Selena Spurgin, 1842
Nothing is known of Selina Spurgin, but that would not be the case or William Knibb (1803-1845), although the reference to South Africa as pertaining to Knibb is not clearr. Knibb was originally from Kettering, Knibb, and along with his older brother, Thomas, moved to Bristol in 1816 to work with J. G. Fuller (Andrew Fuller’s son). The Knibb brothers joined the church at Broadmead and became Sunday school teachers. William was baptized there in 1822. Shortly thereafter, Thomas Knibb became a BMS missionary in Jamaica, but he died within a few months of his arrival.
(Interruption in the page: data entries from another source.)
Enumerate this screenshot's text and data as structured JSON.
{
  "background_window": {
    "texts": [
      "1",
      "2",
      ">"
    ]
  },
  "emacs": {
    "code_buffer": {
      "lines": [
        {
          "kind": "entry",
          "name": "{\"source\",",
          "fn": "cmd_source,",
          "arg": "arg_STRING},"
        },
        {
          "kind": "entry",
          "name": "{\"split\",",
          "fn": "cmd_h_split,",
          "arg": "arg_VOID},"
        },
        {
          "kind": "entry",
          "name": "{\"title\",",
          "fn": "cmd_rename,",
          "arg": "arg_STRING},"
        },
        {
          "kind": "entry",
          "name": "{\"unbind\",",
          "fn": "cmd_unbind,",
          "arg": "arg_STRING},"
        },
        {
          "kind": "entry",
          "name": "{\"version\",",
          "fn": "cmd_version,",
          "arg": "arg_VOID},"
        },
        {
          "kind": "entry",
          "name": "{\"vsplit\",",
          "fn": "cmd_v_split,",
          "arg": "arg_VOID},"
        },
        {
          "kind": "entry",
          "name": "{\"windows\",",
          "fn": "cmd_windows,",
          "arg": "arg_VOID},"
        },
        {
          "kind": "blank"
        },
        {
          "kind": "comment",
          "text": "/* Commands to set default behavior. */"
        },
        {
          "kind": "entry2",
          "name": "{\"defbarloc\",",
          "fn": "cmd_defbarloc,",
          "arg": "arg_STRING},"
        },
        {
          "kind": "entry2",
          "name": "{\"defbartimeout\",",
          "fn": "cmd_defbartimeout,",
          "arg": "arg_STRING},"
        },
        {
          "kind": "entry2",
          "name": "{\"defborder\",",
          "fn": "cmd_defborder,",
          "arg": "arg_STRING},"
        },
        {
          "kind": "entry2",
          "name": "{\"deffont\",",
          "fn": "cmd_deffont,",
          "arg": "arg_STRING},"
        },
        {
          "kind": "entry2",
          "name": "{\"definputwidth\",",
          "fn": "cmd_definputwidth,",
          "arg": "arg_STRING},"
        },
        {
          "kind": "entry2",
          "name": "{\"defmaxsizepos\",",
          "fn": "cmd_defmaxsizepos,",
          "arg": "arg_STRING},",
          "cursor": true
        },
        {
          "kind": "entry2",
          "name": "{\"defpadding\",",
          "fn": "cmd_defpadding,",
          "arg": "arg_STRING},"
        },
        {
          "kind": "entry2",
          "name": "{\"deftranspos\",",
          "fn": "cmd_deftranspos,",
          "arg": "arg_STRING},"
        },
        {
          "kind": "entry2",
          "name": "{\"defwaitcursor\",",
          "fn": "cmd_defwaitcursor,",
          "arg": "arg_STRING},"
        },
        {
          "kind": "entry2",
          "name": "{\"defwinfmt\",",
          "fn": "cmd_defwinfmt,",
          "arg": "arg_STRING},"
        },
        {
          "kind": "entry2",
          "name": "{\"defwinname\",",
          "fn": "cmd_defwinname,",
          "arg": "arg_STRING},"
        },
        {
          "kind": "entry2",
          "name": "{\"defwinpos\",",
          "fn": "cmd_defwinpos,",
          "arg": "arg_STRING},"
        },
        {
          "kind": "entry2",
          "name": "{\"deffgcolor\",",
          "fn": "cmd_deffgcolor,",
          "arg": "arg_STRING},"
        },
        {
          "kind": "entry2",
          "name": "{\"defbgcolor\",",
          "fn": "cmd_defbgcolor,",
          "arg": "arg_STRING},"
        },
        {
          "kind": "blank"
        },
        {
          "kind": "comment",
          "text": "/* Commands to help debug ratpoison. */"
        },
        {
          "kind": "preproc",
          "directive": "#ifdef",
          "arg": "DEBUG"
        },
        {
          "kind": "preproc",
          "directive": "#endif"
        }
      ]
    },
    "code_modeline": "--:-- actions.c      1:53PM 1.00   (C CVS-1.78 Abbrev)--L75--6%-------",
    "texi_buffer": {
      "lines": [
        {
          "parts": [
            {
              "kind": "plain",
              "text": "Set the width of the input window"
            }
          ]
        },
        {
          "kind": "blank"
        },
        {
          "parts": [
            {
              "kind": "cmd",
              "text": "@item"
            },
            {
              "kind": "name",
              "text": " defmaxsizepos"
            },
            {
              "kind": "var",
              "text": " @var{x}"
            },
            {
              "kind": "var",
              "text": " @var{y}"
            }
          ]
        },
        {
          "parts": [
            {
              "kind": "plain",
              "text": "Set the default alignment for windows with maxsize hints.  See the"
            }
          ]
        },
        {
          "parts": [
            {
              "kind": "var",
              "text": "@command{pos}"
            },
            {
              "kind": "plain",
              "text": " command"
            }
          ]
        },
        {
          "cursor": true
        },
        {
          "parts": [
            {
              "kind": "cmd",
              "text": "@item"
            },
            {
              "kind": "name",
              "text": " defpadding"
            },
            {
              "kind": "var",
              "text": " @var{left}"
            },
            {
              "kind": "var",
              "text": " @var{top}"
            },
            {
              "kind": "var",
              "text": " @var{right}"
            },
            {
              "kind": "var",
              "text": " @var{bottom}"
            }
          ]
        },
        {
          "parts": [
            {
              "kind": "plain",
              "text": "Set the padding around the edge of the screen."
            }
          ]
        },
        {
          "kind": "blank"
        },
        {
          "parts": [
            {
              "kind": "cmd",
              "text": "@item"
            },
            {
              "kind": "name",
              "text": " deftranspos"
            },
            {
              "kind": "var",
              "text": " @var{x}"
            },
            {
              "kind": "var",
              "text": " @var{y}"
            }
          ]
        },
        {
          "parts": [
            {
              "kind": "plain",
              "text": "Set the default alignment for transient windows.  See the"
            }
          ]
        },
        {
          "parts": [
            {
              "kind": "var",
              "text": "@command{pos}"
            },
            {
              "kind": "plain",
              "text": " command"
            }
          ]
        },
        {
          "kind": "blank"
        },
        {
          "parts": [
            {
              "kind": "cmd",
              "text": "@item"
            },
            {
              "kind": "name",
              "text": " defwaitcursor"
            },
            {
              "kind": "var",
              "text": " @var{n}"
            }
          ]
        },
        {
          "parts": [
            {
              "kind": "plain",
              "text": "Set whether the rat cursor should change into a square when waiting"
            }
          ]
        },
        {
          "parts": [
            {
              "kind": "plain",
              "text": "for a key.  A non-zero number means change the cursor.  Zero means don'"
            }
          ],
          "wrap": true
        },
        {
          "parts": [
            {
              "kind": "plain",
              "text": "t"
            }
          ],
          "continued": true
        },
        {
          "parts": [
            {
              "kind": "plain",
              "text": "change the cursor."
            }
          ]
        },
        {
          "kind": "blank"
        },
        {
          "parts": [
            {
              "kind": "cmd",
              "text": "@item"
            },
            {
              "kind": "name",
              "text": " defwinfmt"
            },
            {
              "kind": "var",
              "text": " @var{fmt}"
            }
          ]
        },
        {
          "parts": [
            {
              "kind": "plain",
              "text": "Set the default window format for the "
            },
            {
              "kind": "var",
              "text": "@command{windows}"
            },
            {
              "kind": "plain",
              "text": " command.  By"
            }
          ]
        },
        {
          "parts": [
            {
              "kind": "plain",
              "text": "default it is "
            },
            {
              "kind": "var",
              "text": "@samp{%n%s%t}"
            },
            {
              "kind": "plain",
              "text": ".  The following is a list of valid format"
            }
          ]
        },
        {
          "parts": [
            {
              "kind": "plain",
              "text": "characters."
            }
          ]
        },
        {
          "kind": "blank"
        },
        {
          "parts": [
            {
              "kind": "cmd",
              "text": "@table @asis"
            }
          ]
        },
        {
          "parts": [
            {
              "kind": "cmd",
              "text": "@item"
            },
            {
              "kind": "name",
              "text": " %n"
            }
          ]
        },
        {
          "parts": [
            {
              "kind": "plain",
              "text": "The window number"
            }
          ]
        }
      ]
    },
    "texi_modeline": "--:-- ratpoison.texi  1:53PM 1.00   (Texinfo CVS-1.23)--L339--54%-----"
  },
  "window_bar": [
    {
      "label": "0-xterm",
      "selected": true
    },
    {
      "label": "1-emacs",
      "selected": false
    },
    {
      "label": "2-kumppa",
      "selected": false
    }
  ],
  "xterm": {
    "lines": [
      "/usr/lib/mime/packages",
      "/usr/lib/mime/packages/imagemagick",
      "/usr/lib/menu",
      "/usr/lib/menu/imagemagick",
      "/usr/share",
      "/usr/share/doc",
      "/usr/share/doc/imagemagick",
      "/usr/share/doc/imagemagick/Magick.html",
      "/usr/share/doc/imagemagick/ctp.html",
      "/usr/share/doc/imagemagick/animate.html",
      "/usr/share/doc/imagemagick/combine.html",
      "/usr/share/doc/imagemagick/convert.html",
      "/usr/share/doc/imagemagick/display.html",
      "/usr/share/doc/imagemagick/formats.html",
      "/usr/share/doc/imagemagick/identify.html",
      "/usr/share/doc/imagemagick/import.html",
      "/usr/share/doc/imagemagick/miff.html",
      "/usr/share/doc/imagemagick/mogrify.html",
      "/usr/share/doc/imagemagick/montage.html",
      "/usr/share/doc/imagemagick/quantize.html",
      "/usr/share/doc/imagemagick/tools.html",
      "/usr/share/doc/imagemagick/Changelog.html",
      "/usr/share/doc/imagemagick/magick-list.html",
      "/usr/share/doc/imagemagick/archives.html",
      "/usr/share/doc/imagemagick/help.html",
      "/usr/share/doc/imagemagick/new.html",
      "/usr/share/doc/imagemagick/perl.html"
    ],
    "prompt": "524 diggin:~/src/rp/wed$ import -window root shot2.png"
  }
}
William promptly volunteered to take his place, sailing with his wife, Mary, for Jamaica in 1825. He first ministered at Savanna-la-Mar, then at Falmouth, from which the majority of his anti-slavery activities were conducted. Though discouraged by the BMS in London, Knibb was openly vocal in his opposition to slavery, and undoubtedly his activities were instrumental in provoking the Jamaica slave revolt of 1831-1832. Many of his followers were persecuted and imprisoned as a result of the uprising. After being held prisoner by the government, Knibb was released in February 1832, his chapels having suffered considerable damage. The criminal cases at Montego Bay against Knibb and his coworkers Thomas Burchell, Thomas Abbott, Walter Dendy, and Francis Gardner were eventually dropped. Knibb returned to England and, along with Burchell and James Phillippo, spoke in churches and meetings across England, advocating the end of the persecution of the missionaries and slavery in Jamaica. His efforts led to the abolition of slavery throughout the British Commonwealth in 1834.
Selina Spurgin, Stratford St. Mary’s, Suffolk, to Joseph Angus, Baptist Mission House, Fen Court, Fenchurch Street, London, 11 October 1842.